En 2013, il a donc saisi l'opportunité d'un poste en recherche qui se libérait à Environnement et Changement climatique (ECCC). Un des projets qu'il pilote actuellement est un bel exemple de recherche appliquée. Il travaille en collaboration avec des pairs, des universitaires et des industriels sur un modèle d'habitat de la Grive de Bicknell, une espèce d'oiseau menacée par la perte d'habitat. Ce modèle propose aux développeurs de projets, des secteurs de haute occurrence de la grive à protéger, et des secteurs dans lequel le développement devrait comporter des mesures d'atténuation des impacts sur cette espèce. « Il s'agit d'un parfait exemple de travail collaboratif, dans lequel sont impliqués des organismes environnementaux, des communautés autochtones, des entreprises, des propriétaires de terres privées et des ministères provinciaux et fédéraux » explique le chercheur.

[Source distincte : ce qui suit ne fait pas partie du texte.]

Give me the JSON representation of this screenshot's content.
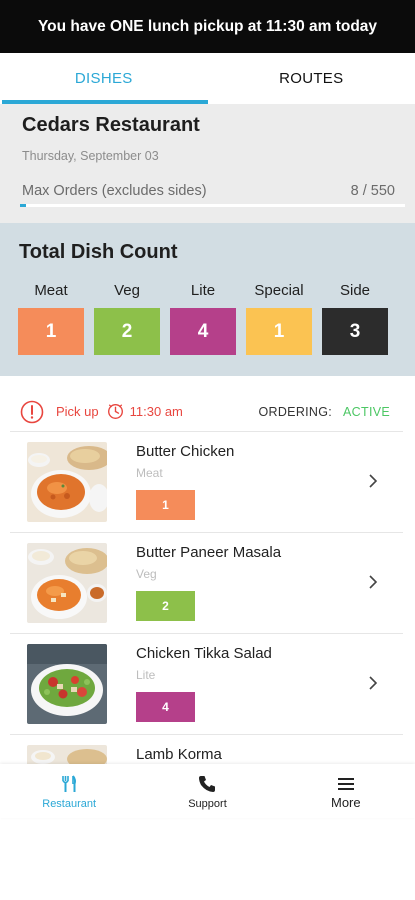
{
  "banner": {
    "text": "You have ONE lunch pickup at 11:30 am today"
  },
  "tabs": [
    {
      "label": "DISHES",
      "active": true
    },
    {
      "label": "ROUTES",
      "active": false
    }
  ],
  "restaurant": {
    "name": "Cedars Restaurant",
    "date": "Thursday, September 03",
    "max_orders_label": "Max Orders (excludes sides)",
    "orders_count": "8 / 550",
    "orders_fraction": 0.0145
  },
  "dish_count": {
    "title": "Total Dish Count",
    "categories": [
      {
        "label": "Meat",
        "count": "1",
        "color": "#f58c5a"
      },
      {
        "label": "Veg",
        "count": "2",
        "color": "#8dc04a"
      },
      {
        "label": "Lite",
        "count": "4",
        "color": "#b5408a"
      },
      {
        "label": "Special",
        "count": "1",
        "color": "#fbc352"
      },
      {
        "label": "Side",
        "count": "3",
        "color": "#2c2c2c"
      }
    ]
  },
  "pickup": {
    "label": "Pick up",
    "time": "11:30 am",
    "ordering_label": "ORDERING:",
    "ordering_status": "ACTIVE",
    "status_color": "#4cc764",
    "alert_color": "#e8463f"
  },
  "dishes": [
    {
      "name": "Butter Chicken",
      "type": "Meat",
      "qty": "1",
      "color": "#f58c5a",
      "image": "butter-chicken-image"
    },
    {
      "name": "Butter Paneer Masala",
      "type": "Veg",
      "qty": "2",
      "color": "#8dc04a",
      "image": "butter-paneer-masala-image"
    },
    {
      "name": "Chicken Tikka Salad",
      "type": "Lite",
      "qty": "4",
      "color": "#b5408a",
      "image": "chicken-tikka-salad-image"
    },
    {
      "name": "Lamb Korma",
      "type": "",
      "qty": "",
      "color": "",
      "image": "lamb-korma-image"
    }
  ],
  "bottom_nav": [
    {
      "label": "Restaurant",
      "icon": "fork-knife-icon",
      "active": true
    },
    {
      "label": "Support",
      "icon": "phone-icon",
      "active": false
    },
    {
      "label": "More",
      "icon": "menu-icon",
      "active": false
    }
  ],
  "colors": {
    "accent": "#2ba8d6",
    "banner_bg": "#0b0b0b",
    "dish_count_bg": "#d2dde3"
  }
}
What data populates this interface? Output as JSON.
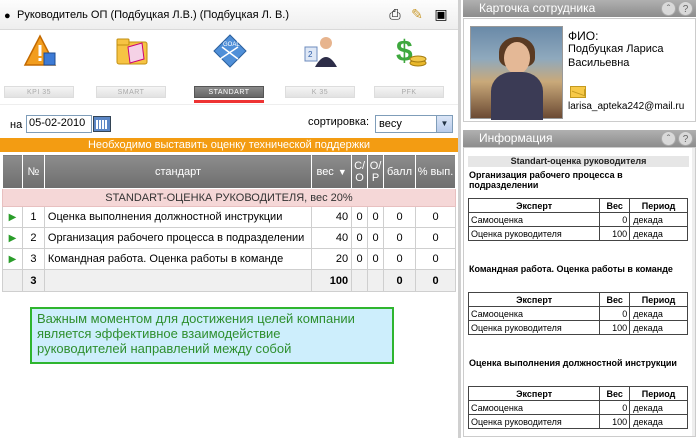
{
  "header": {
    "title": "Руководитель ОП (Подбуцкая Л.В.)  (Подбуцкая Л. В.)"
  },
  "modules": [
    {
      "label": "KPI 35",
      "icon": "kpi-warning-icon"
    },
    {
      "label": "SMART",
      "icon": "smart-folder-icon"
    },
    {
      "label": "STANDART",
      "icon": "standart-goal-icon",
      "active": true
    },
    {
      "label": "K 35",
      "icon": "k-person-icon"
    },
    {
      "label": "PFK",
      "icon": "pfk-dollar-icon"
    }
  ],
  "controls": {
    "date_label": "на",
    "date_value": "05-02-2010",
    "sort_label": "сортировка:",
    "sort_value": "весу"
  },
  "notice": "Необходимо выставить оценку технической поддержки",
  "table": {
    "headers": {
      "num": "№",
      "standard": "стандарт",
      "weight": "вес",
      "co": "С/О",
      "op": "О/Р",
      "score": "балл",
      "pct": "% вып."
    },
    "group": "STANDART-ОЦЕНКА РУКОВОДИТЕЛЯ, вес 20%",
    "rows": [
      {
        "num": "1",
        "name": "Оценка выполнения должностной инструкции",
        "weight": "40",
        "co": "0",
        "op": "0",
        "score": "0",
        "pct": "0"
      },
      {
        "num": "2",
        "name": "Организация рабочего процесса в подразделении",
        "weight": "40",
        "co": "0",
        "op": "0",
        "score": "0",
        "pct": "0"
      },
      {
        "num": "3",
        "name": "Командная работа. Оценка работы в команде",
        "weight": "20",
        "co": "0",
        "op": "0",
        "score": "0",
        "pct": "0"
      }
    ],
    "total": {
      "num": "3",
      "weight": "100",
      "score": "0",
      "pct": "0"
    }
  },
  "tip": [
    "Важным моментом для достижения  целей компании",
    "является  эффективное взаимодействие",
    "руководителей направлений между собой"
  ],
  "card": {
    "title": "Карточка сотрудника",
    "fio_label": "ФИО:",
    "name_line1": "Подбуцкая Лариса",
    "name_line2": "Васильевна",
    "email": "larisa_apteka242@mail.ru"
  },
  "info": {
    "title": "Информация",
    "heading": "Standart-оценка руководителя",
    "col_expert": "Эксперт",
    "col_weight": "Вес",
    "col_period": "Период",
    "sections": [
      {
        "title": "Организация рабочего процесса в подразделении",
        "rows": [
          {
            "expert": "Самооценка",
            "weight": "0",
            "period": "декада"
          },
          {
            "expert": "Оценка руководителя",
            "weight": "100",
            "period": "декада"
          }
        ]
      },
      {
        "title": "Командная работа. Оценка работы в команде",
        "rows": [
          {
            "expert": "Самооценка",
            "weight": "0",
            "period": "декада"
          },
          {
            "expert": "Оценка руководителя",
            "weight": "100",
            "period": "декада"
          }
        ]
      },
      {
        "title": "Оценка выполнения должностной инструкции",
        "rows": [
          {
            "expert": "Самооценка",
            "weight": "0",
            "period": "декада"
          },
          {
            "expert": "Оценка руководителя",
            "weight": "100",
            "period": "декада"
          }
        ]
      }
    ]
  },
  "colors": {
    "notice_bg": "#f39c12",
    "header_gray": "#8d8d8d",
    "group_row": "#f5d7d7",
    "tip_border": "#2fb52f",
    "tip_bg": "#cdeefc"
  }
}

De plus en plus, Junior réalise la nécessité de travailler de concert avec d'autres scientifiques qui traitent des enjeux similaires à ceux au cœur de ses recherches, afin de développer des recommandations et des solutions cohérentes qui englobent les diverses problématiques dans un même écosystème. Il collabore avec une équipe multidisciplinaire à évaluer les effets cumulatifs de l'exploitation forestière et du changement climatique sur la biodiversité et les services écosystémiques, y compris la séquestration et le stockage du carbone ainsi que la production de matériaux en bois. « Comme tout est interrelié dans la nature, on s'est demandé s'il pouvait exister des solutions qui peuvent bénéficier les différents enjeux tout en minimisant les compromis. Nos simulations menées dans deux régions distinctes au Québec ont démontré qu'il n'existe pas de solution unique; le contexte écologique et l'historique des changements du paysage de chacune des régions, que ce soit par l'exploitation forestière ou les perturbations naturelles, influencent grandement les solutions intégrées possibles dans le futur », détaille Junior, visiblement enthousiaste par ces liens qu'il tisse avec ses collègues et entre ces questions qui l'animent.

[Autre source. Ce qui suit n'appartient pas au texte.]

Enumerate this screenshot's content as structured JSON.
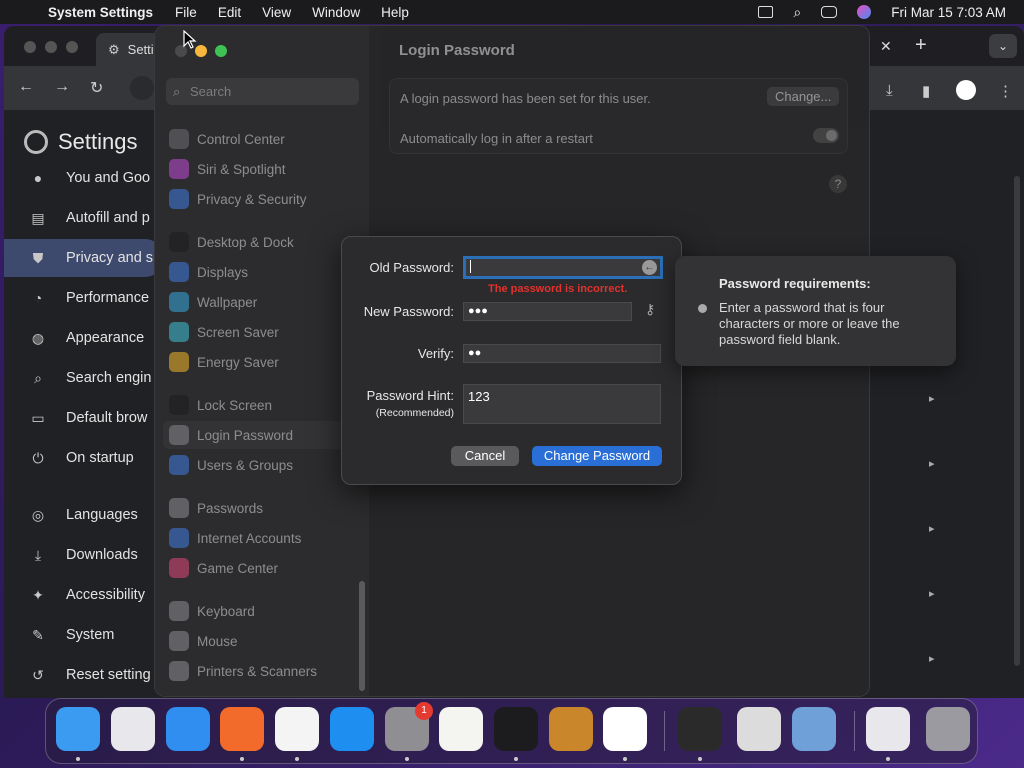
{
  "menubar": {
    "app": "System Settings",
    "items": [
      "File",
      "Edit",
      "View",
      "Window",
      "Help"
    ],
    "datetime": "Fri Mar 15  7:03 AM"
  },
  "chrome": {
    "tab_title": "Setti",
    "settings_title": "Settings",
    "sidebar": [
      {
        "label": "You and Goo",
        "icon": "person-icon"
      },
      {
        "label": "Autofill and p",
        "icon": "clipboard-icon"
      },
      {
        "label": "Privacy and s",
        "icon": "shield-icon",
        "active": true
      },
      {
        "label": "Performance",
        "icon": "speedometer-icon"
      },
      {
        "label": "Appearance",
        "icon": "palette-icon"
      },
      {
        "label": "Search engin",
        "icon": "search-icon"
      },
      {
        "label": "Default brow",
        "icon": "browser-icon"
      },
      {
        "label": "On startup",
        "icon": "power-icon"
      },
      {
        "label": "Languages",
        "icon": "globe-icon"
      },
      {
        "label": "Downloads",
        "icon": "download-icon"
      },
      {
        "label": "Accessibility",
        "icon": "accessibility-icon"
      },
      {
        "label": "System",
        "icon": "wrench-icon"
      },
      {
        "label": "Reset setting",
        "icon": "reset-icon"
      }
    ]
  },
  "system_settings": {
    "search_placeholder": "Search",
    "sidebar": [
      {
        "label": "Control Center",
        "color": "#6e6e73"
      },
      {
        "label": "Siri & Spotlight",
        "color": "#c24bd8"
      },
      {
        "label": "Privacy & Security",
        "color": "#3f7be0"
      },
      {
        "label": "Desktop & Dock",
        "color": "#1c1c1e"
      },
      {
        "label": "Displays",
        "color": "#3f7be0"
      },
      {
        "label": "Wallpaper",
        "color": "#38a8e0"
      },
      {
        "label": "Screen Saver",
        "color": "#3fc2d8"
      },
      {
        "label": "Energy Saver",
        "color": "#f2b52a"
      },
      {
        "label": "Lock Screen",
        "color": "#1c1c1e"
      },
      {
        "label": "Login Password",
        "color": "#8e8e93",
        "selected": true
      },
      {
        "label": "Users & Groups",
        "color": "#3f7be0"
      },
      {
        "label": "Passwords",
        "color": "#8e8e93"
      },
      {
        "label": "Internet Accounts",
        "color": "#3f7be0"
      },
      {
        "label": "Game Center",
        "color": "#e0467a"
      },
      {
        "label": "Keyboard",
        "color": "#8e8e93"
      },
      {
        "label": "Mouse",
        "color": "#8e8e93"
      },
      {
        "label": "Printers & Scanners",
        "color": "#8e8e93"
      }
    ],
    "main_title": "Login Password",
    "password_set_text": "A login password has been set for this user.",
    "change_button": "Change...",
    "auto_login_text": "Automatically log in after a restart",
    "help": "?"
  },
  "dialog": {
    "old_label": "Old Password:",
    "error": "The password is incorrect.",
    "new_label": "New Password:",
    "new_value": "●●●",
    "verify_label": "Verify:",
    "verify_value": "●●",
    "hint_label": "Password Hint:",
    "hint_sub": "(Recommended)",
    "hint_value": "123",
    "cancel": "Cancel",
    "change": "Change Password"
  },
  "tooltip": {
    "title": "Password requirements:",
    "body": "Enter a password that is four characters or more or leave the password field blank."
  },
  "dock": {
    "apps": [
      {
        "name": "finder-icon",
        "color": "#3a9bf0"
      },
      {
        "name": "launchpad-icon",
        "color": "#e8e8ec"
      },
      {
        "name": "safari-icon",
        "color": "#2f8ef0"
      },
      {
        "name": "firefox-icon",
        "color": "#f26b2a"
      },
      {
        "name": "chrome-icon",
        "color": "#f4f4f4"
      },
      {
        "name": "app-store-icon",
        "color": "#1e8ef0"
      },
      {
        "name": "system-settings-icon",
        "color": "#8e8e93",
        "badge": "1"
      },
      {
        "name": "textedit-icon",
        "color": "#f4f4f0"
      },
      {
        "name": "terminal-icon",
        "color": "#1c1c1e"
      },
      {
        "name": "garageband-icon",
        "color": "#c9862a"
      },
      {
        "name": "vscode-icon",
        "color": "#ffffff"
      },
      {
        "name": "sketchup-icon",
        "color": "#2a2a2a"
      },
      {
        "name": "font-book-icon",
        "color": "#dcdcdc"
      },
      {
        "name": "virtualbox-icon",
        "color": "#6fa0d8"
      },
      {
        "name": "preview-icon",
        "color": "#e8e8ec"
      },
      {
        "name": "trash-icon",
        "color": "#9a9aa0"
      }
    ]
  }
}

De l'intérêt pour la nature et de la motivation pour le domaine de la conservation, Junior en a à revendre. « Je dis aux étudiant.e.s de ne pas se laisser décourager par les perspectives futures qui peuvent être parfois décourageantes. Si vous avez envie d'être dans l'action pour préserver la biodiversité, trouvez votre voie, que ce soit en recherche, en support technique, administratif et en communication, les chemins sont nombreux, mais surtout, faites ce qui vous passionne » sera le conseil que Junior laissera avant de retourner à ses recherches.